The church building was listed Grade II on the National Heritage List for England in October 1981.

== Architecture ==
The church originally had a nave, a small chancel with clerestory windows, a south aisle, and a tower with a broached oak shingled spire, which contained one bell. The architect was Joshua Brandon, who died before the building was completed and is buried in the churchyard. The walls of the church are of Purbeck Stone with mouldings of Caen Stone and the painted glass windows were created by Nixon and Ward.

The church has been built onto and altered many times since it was first built.

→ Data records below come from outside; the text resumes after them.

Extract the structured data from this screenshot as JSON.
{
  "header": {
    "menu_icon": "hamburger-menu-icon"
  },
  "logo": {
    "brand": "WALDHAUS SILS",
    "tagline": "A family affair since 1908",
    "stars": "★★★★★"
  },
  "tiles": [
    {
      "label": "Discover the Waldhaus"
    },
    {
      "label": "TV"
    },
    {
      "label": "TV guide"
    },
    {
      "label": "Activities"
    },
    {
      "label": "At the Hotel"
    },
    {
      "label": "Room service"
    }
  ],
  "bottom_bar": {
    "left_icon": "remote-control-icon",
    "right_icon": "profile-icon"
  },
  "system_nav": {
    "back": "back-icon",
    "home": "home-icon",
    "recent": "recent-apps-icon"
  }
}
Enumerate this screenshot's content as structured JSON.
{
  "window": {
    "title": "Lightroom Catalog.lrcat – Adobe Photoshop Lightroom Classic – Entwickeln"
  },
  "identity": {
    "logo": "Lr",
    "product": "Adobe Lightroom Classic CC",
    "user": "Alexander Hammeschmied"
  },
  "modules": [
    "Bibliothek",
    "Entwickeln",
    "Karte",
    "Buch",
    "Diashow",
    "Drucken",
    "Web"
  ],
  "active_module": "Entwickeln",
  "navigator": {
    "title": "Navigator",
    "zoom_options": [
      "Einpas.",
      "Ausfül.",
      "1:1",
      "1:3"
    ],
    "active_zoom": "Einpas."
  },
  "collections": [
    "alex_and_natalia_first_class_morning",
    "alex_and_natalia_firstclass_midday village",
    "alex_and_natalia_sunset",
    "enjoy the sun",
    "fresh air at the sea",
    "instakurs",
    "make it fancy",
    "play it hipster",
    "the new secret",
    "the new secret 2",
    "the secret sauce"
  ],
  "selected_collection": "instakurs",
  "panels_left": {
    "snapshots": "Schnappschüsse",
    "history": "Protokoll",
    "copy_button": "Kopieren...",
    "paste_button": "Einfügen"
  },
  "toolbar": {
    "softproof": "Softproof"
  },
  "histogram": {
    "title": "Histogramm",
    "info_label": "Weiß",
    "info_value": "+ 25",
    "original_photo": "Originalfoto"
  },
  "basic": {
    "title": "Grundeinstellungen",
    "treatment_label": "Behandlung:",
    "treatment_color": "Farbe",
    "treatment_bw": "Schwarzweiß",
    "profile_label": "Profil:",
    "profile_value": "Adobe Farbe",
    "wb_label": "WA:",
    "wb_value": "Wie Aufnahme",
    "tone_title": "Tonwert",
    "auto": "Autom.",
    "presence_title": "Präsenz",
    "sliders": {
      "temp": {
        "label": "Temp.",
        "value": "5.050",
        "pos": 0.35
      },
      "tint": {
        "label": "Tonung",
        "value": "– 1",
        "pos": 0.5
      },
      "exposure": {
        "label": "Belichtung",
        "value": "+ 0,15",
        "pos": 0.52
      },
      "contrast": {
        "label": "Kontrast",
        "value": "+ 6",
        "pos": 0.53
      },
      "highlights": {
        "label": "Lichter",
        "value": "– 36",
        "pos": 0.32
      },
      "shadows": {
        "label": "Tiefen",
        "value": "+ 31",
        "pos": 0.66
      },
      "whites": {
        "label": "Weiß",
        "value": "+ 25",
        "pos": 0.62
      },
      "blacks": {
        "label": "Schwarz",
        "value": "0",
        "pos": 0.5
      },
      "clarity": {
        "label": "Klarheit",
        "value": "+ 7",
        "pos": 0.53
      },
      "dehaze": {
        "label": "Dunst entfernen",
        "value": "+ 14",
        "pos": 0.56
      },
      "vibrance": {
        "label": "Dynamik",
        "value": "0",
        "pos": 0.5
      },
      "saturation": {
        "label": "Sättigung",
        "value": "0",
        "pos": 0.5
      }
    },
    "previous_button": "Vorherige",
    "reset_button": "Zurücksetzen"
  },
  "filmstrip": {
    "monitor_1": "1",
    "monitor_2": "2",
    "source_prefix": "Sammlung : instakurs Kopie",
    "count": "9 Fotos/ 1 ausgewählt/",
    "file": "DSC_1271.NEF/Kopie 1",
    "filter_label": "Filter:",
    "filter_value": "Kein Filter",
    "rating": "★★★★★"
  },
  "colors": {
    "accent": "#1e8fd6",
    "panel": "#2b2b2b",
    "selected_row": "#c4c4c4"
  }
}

- In 1852 a parsonage was added and used as a vicarage,
- In 1855 the north aisle was added,
- In 1863 gas lighting was installed (candles had been used in the church before this time),
- In 1869 the chancel was rebuilt, the spire restored, and the windows raised,
- In 1885 gas regulators and burners were installed throughout the church,
- In 1915 the western extension was built,
- In 1921 a First World War memorial was erected near the south door,
- In 1955 a west porch was designed by Ernest Berry Webber (who was the architect of the Civic centre of Southampton) and dedicated to Sir Sidney Kimber and his son.
- In 2011, the pews were replaced with soft seating and the building renovated and updated

== Area ==

Highfield Church is at the junction of Highfield Lane and Church Lane in the Highfield area of Southampton. Next to the church is the Church Centre, which is used by the church and the community for events, for example, adult education classes. Adjacent to the church is the main Highfield campus of the University of Southampton. The Highfield Church of England School building stands next to Highfield Church.